Б: – Не только. Не знаю. Марина стремилась, чтобы все у нее было правильно. Как положено. Основательный муж – есть. Квартира-машина – есть. Ребенок – долго не получалось, из-за этого переживала, а когда получилось – конечно, нужен был мальчик. Как положено – чтобы сын и наследник (фыркает). На УЗИ перепутали, обрадовали раньше времени, после родов смотреть на нее не могла. А тут еще головешка эта кудрявая. Тем не менее выкормила – так как положено, и на том спасибо. И никаких нянек – это уже опять мне в пику: положено, чтобы мать заботилась о ребенке. В общем, посмотрела я на них как-то – отец и то больше с дитем возится, чем она, – и думаю: мать из меня была никакая, пора платить по счетам. «Марина, – говорю, – у тебя, конечно, карьера пропадает, жизни нет, сама жаловалась, а я вроде как бабушка, но так мне страшно не хочется с ребенком сидеть, у меня своя жизнь…» Пришлось выслушать лекцию о том, что бабки не имеют права на свою жизнь, – и получить таким образом ребеночка. Так что стали с дедом баловать дите по полной программе – а главное, разбалтывать, потому что год – молчит, два – молчит, три – молчит. Марина опять носом крутит: ребенок недоразвитый. Но мы не сдавались. Все понимает, все делает, правильно реагирует – только молчит. Ставили ей пластинки, читали книжки, а когда уставали от детских, – что угодно, даже газеты. И вот сидим как-то за завтраком, дед ей: «Оленька, скажи: со-ба-чка. Скажи: ко-те-нок. Мяу-мяу. Скажи: ко-ро-вка…» – Тут ему надоело, глянул в газету и говорит: «Скажи: израильская военщина». И вдруг в ответ голос – как из бочки: «израильская военфина». Мы с дедом как грохнули – ребенок аж под стол залез от испуга. Дед отдышался и говорит: «акула капитализма». Ребенок из под стола – таким же басом: «акула капитализма». Я: «по просьбам трудящихся». Ребенок загудел: «Про просьбам трудяфихся советское правильство объявлило о повыфении розничных цен на кофе и бензин, вот ведь суки». Дед мне: «Аня… Что это было?» Я: «Честное слово, больше не буду при ребенке». Дед: «Нет, это же, как его, абсолютная память?.. И, да, ты уж поосторожнее, а то представляешь, что Мариша нам скажет?» Поехали сдавать ребенка родителям, конечно, стали хвастать. Марина нам не поверила: И что это она у вас сказала? А мы с дедом заранее сговорились: «Мама», мол, сказала. Марина, скептически: Да? Ну, пусть сейчас скажет. Ребенок молчит. Дед: «Ну, Оленька, ну, скажи: мама!» И вот что она говорит?

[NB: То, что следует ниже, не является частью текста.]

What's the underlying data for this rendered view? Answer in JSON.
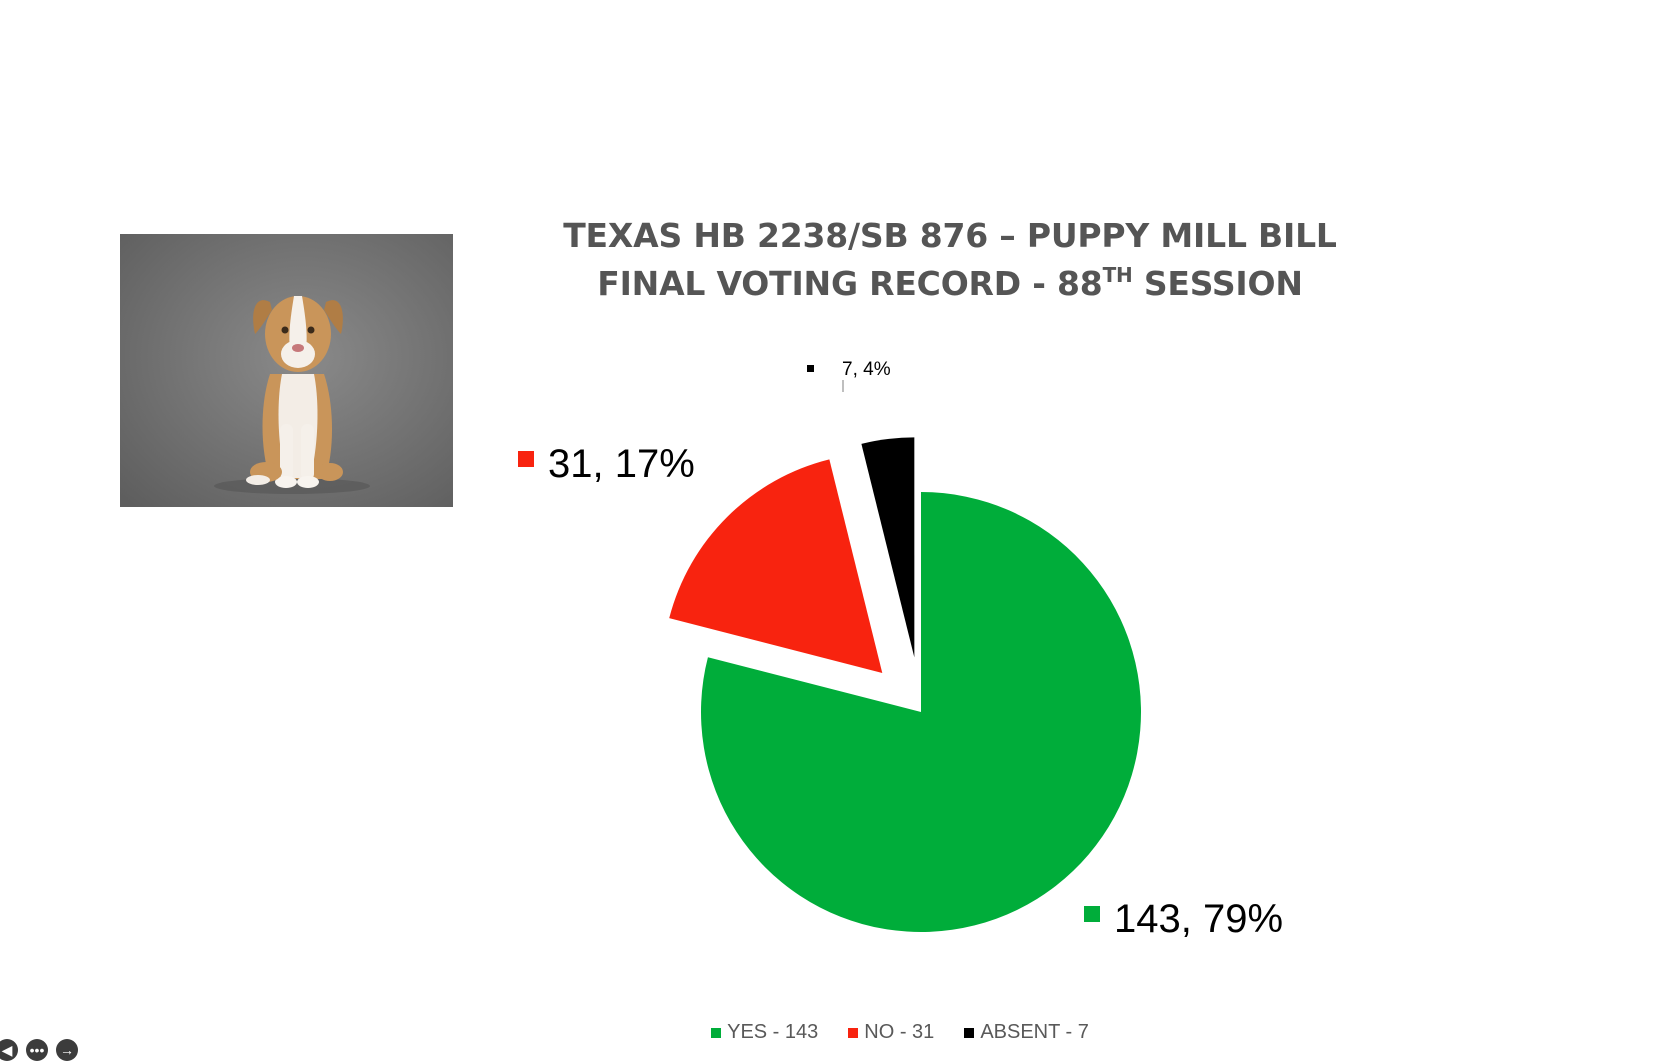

СН: – «Акула капитализма».
Б: – Так точно. Я смотрю, вы хорошо ее знаете.
О: – (неоднократно все это слышала, поэтому только тихо бурчит) А вот стал бы меня какой-то Фима учить говорить?.. газеты мне читать?..
СН: – Ольга Пална, что вам не нравится? Был у вас один дедушка, стало двое, чем плохо?
О: – Трое.
СН: – Тем более. (бабушке) И что мама?
Б: – Ну что, устроила нам с дедом головомойку, конечно. Но мы рады были, что ребенок хотя бы не ляпнул ничего нецензурного. Потом к голосу пошли претензии, к логопеду ее водила, связки думала лечить, логопедша сказала, что «ш» ей поставит, а вообще нечего к ребенку приставать. И заодно выяснила, что она читать и писать умеет. Левой рукой – опять Марине не нравится. Так и продолжалось, то одно, то другое, пока наконец прынц не родился долгожданный, тогда наконец-то вообще перестала на нее внимание обращать.
О: – Никита – хороший мальчик.
Б: – Никита – бандит. Через год в школу пойдет – тогда вспомните мои слова.
О: – (довольно) Отомстит за сестру. Я же говорю – хороший мальчик.
СН: – Спасибо, что предупредили, – прикрывает глаза, Оля чувствует, что из-за упоминания школы на него опять накатило. Бабушка кивает в его сторону, что, мол, с ним? Дальше переговариваются нарочито громким шепотом.
О: – Совесть мучает.
Б: – А что такое?
О: – В смысле, кто он, а кто я.
Б: – Ну и что?
О: – Да я тоже не совсем понимаю.
Б: – Моя бабка сбежала из дому со своим домашним учителем. Думаешь, это его утешит? (Тут Сергей Николаевич прячет лицо в ладони.)
О: – Нет, он скажет, что в 19-ом веке мораль была другая. (как бы цитирует) Это мы так еще Древний Рим давайте вспомним с Древней Грецией.